I feel like over the past week I've taken a tiny step away from social media. I love blogging, I love connecting with other instagramers and I love the community that I've built. But I feel like I need to build a better foundation for my community. I feel like I've trusted some people that are unsafe for me and my family and I need to reassess to make sure that the people I am trusting online are people that are safe for my son and myself. About a week ago I had to have the police over to file a report on a local IG'er. I wont get into details, but the officers confirmed I had enough evidence to file a report and eventually a restraining order if she doesn't stop contacting me. The process of speaking to my husband about upgrading our security for our home over social media left me a little shaken. It left me wondering who is trustworthy and who is portraying who they really are online.
Social media has been a wonderful outlet for over ten years. I've been able to meet some of my very best friends online. Recently I am seeing that it is also a very scary place. It can be a place where people can pretend to be people they are not and try to get information to hurt you or your family. Instead of being my naive self and trusting everyone I am taking a step back. I love making new connections, meeting new friends but my priority is now making sure they are people that I can trust and be able to introduce my son into their lives.

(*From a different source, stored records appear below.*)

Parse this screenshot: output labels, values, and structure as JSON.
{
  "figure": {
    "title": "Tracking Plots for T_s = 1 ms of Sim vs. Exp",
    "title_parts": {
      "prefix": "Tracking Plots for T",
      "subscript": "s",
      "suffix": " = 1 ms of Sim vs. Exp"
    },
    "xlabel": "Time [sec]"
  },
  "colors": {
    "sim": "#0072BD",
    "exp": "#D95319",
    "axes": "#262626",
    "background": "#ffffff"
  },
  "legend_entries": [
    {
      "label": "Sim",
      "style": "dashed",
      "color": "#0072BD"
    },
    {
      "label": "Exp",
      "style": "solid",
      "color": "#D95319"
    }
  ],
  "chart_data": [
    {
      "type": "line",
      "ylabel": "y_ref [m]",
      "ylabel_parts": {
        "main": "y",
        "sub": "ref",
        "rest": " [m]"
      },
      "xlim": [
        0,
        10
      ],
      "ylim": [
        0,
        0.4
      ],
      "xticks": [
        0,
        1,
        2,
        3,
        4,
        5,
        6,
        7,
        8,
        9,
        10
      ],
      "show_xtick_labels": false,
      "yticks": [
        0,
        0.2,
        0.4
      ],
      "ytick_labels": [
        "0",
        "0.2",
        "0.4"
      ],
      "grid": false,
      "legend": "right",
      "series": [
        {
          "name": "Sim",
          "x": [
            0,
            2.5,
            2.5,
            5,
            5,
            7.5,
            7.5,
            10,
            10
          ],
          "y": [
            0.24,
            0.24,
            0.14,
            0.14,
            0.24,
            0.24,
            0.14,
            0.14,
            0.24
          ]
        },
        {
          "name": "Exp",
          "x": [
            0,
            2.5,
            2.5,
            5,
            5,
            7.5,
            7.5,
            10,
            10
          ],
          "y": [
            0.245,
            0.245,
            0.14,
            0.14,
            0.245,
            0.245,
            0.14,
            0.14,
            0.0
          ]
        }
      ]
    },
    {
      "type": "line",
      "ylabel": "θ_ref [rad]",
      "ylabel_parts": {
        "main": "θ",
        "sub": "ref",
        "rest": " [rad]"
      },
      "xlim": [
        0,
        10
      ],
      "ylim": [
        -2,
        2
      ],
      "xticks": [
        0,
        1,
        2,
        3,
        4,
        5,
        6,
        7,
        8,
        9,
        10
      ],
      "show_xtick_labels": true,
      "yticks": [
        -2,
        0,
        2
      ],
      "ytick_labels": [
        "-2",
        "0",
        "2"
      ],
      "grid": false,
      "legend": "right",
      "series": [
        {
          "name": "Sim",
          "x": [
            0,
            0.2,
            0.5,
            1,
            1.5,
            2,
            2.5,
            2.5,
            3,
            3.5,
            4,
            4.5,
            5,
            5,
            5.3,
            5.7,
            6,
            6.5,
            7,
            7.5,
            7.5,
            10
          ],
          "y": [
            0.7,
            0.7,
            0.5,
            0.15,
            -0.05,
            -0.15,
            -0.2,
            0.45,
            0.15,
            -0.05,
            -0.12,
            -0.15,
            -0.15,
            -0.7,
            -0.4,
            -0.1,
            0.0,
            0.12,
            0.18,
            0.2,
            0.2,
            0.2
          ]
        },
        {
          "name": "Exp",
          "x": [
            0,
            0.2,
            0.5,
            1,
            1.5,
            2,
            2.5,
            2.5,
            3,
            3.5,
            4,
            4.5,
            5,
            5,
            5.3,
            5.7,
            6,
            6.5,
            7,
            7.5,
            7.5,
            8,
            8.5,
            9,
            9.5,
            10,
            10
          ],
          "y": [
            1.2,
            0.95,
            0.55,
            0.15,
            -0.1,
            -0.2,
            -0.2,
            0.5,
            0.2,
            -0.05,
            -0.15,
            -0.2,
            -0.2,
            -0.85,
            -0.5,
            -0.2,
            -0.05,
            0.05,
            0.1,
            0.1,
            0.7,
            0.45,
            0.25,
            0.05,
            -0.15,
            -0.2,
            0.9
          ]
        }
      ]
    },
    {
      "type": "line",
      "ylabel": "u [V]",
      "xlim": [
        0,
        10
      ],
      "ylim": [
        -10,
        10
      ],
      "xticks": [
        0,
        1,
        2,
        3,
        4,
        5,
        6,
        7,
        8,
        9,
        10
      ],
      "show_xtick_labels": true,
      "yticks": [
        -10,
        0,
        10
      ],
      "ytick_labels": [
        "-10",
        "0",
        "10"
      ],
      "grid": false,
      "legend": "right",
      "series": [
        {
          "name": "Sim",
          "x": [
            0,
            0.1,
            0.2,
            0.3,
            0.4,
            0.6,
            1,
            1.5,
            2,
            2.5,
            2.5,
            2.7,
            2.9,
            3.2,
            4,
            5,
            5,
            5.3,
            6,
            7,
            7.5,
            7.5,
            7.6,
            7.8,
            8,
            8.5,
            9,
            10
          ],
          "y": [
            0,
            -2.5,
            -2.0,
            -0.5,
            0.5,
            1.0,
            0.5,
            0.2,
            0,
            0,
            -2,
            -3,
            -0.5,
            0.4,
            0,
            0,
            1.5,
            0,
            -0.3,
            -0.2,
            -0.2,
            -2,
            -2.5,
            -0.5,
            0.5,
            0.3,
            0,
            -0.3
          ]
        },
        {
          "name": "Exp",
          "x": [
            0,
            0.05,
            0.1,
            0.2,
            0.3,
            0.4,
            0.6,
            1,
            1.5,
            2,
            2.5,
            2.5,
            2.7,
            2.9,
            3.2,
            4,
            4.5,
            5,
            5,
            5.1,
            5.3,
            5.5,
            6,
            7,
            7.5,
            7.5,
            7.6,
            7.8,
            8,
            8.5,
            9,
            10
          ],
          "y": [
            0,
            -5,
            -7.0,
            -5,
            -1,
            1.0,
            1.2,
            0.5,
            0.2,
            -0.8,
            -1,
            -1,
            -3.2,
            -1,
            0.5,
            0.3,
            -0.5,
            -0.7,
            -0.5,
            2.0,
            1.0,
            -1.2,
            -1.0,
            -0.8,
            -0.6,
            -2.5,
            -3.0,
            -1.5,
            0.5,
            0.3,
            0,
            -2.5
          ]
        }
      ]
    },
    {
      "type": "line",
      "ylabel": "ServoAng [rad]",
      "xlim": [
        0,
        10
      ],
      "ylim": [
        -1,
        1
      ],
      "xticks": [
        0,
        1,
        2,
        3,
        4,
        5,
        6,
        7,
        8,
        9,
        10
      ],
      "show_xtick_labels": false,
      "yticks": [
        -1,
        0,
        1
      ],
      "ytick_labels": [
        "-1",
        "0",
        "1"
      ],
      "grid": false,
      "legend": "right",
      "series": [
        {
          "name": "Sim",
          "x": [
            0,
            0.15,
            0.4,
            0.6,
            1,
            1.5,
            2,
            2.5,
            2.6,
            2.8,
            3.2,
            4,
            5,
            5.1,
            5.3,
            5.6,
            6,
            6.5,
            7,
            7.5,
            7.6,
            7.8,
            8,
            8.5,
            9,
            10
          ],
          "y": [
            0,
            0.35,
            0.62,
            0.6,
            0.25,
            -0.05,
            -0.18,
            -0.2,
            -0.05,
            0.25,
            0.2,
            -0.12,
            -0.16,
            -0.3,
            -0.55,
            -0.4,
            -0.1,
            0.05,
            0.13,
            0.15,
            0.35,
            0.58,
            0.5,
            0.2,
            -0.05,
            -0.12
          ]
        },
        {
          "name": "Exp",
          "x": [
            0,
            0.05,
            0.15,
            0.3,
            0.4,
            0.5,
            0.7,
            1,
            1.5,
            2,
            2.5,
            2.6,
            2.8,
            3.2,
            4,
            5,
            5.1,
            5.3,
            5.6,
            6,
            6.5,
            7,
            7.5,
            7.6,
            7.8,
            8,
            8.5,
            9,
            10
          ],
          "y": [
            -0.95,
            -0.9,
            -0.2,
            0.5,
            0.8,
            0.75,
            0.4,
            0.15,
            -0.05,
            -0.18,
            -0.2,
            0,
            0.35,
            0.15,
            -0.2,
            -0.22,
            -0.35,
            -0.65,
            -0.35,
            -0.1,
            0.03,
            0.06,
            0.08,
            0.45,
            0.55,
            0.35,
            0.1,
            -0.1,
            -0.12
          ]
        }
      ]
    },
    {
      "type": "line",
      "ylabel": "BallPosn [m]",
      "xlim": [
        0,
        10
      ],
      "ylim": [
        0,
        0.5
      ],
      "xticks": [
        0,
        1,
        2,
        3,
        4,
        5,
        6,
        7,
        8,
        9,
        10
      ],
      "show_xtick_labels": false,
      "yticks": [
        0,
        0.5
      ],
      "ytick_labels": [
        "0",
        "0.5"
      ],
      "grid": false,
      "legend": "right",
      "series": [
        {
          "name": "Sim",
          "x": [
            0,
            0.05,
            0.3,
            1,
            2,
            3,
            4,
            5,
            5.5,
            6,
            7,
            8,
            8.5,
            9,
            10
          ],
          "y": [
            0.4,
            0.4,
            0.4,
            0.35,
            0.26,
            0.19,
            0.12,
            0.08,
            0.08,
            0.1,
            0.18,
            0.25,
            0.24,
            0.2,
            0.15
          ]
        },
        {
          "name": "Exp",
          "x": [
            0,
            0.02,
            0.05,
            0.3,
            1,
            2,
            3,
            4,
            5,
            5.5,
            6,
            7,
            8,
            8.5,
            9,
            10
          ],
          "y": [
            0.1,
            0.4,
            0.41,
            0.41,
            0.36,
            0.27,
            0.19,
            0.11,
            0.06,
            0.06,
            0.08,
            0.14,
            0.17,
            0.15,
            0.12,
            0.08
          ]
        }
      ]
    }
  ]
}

Judah is my son and his safety out weighs anything in this world.
Here are some basic steps I use in trusting someone for a meet up.
+ have I followed this person on IG, twitter or read their blog for a long period of time to see consistency in their life, character or behavior.
+ do we have mutual friends? do I respect the trustworthiness of our mutual friends.
+ is the person trying to push a meet up? asking constantly to meet Judah and myself with out trying to build an online friendship first.
+ is the person trying to meet at my home or a public place (when people push to meet at my home this sets off red flags for me)
+ does the person get angry if I do not follow them back on social media
Here is the deal, its not a popularity contest, when I mentally check through these boxes I am doing so with my son in mind. For example the people I have met up with in the past, I've follow them on their blog, IG or twitter for a long period of time. I've seen that their behavior matches up to what they are portraying online. I believe you can only keep things hidden in the dark for so long and if I have been reading your blog for lets say the past year I'm sure I would see some sort of red flag if something wasn't right. I also check to see if we have mutual friends. If I have enough friends who have passed my internal online friendship trusting radar who trust you, then chances are I would probably become friends with you as well. If someone keeps trying to push for a meet up when I have pushed back a few times, this sets off a signal that this person isn't safe for me to meet up with. I just can't meet up with random people that I don't know. Its not safe. I will not meet people I don't know at my home, that's a given. When I became friends with Kendra we hung out in public several times before I invited her over. We were online friends for awhile before we met in a public place. After a few meet ups we realized we lived a few miles from each other and before you know it we are having play dates at each others home and attending our children's birthday parties. Our friendship started out gradually and it felt safe. If someone gets angry because I don't follow them back on social media this makes me question what else could they get angry over if we are "in real life friends". Since I have a traumatic childhood, people who get angry over little things set off red flags letting me know they are unsafe and I typically cease all contact with that person. If I am able to over time to see that the person has a good character reference, mutual friends, doesn't push me to meet up and I see them treating others with love and respect then I will probably follow them back and build a friendship with them. But unlike the forced relationships formed on The Bachelor, I need time to form "in real life" friendships. Like I said before, my sons safety is first and if I am able to introduce an online friend to my son who have passed my internal online friendship guidelines then I am more than willing to meet up in real life.
Also I trust my gut instinct. If anything feels off then I walk away.
I would like to know if you have any "internal guidelines" for meeting up new mama friends.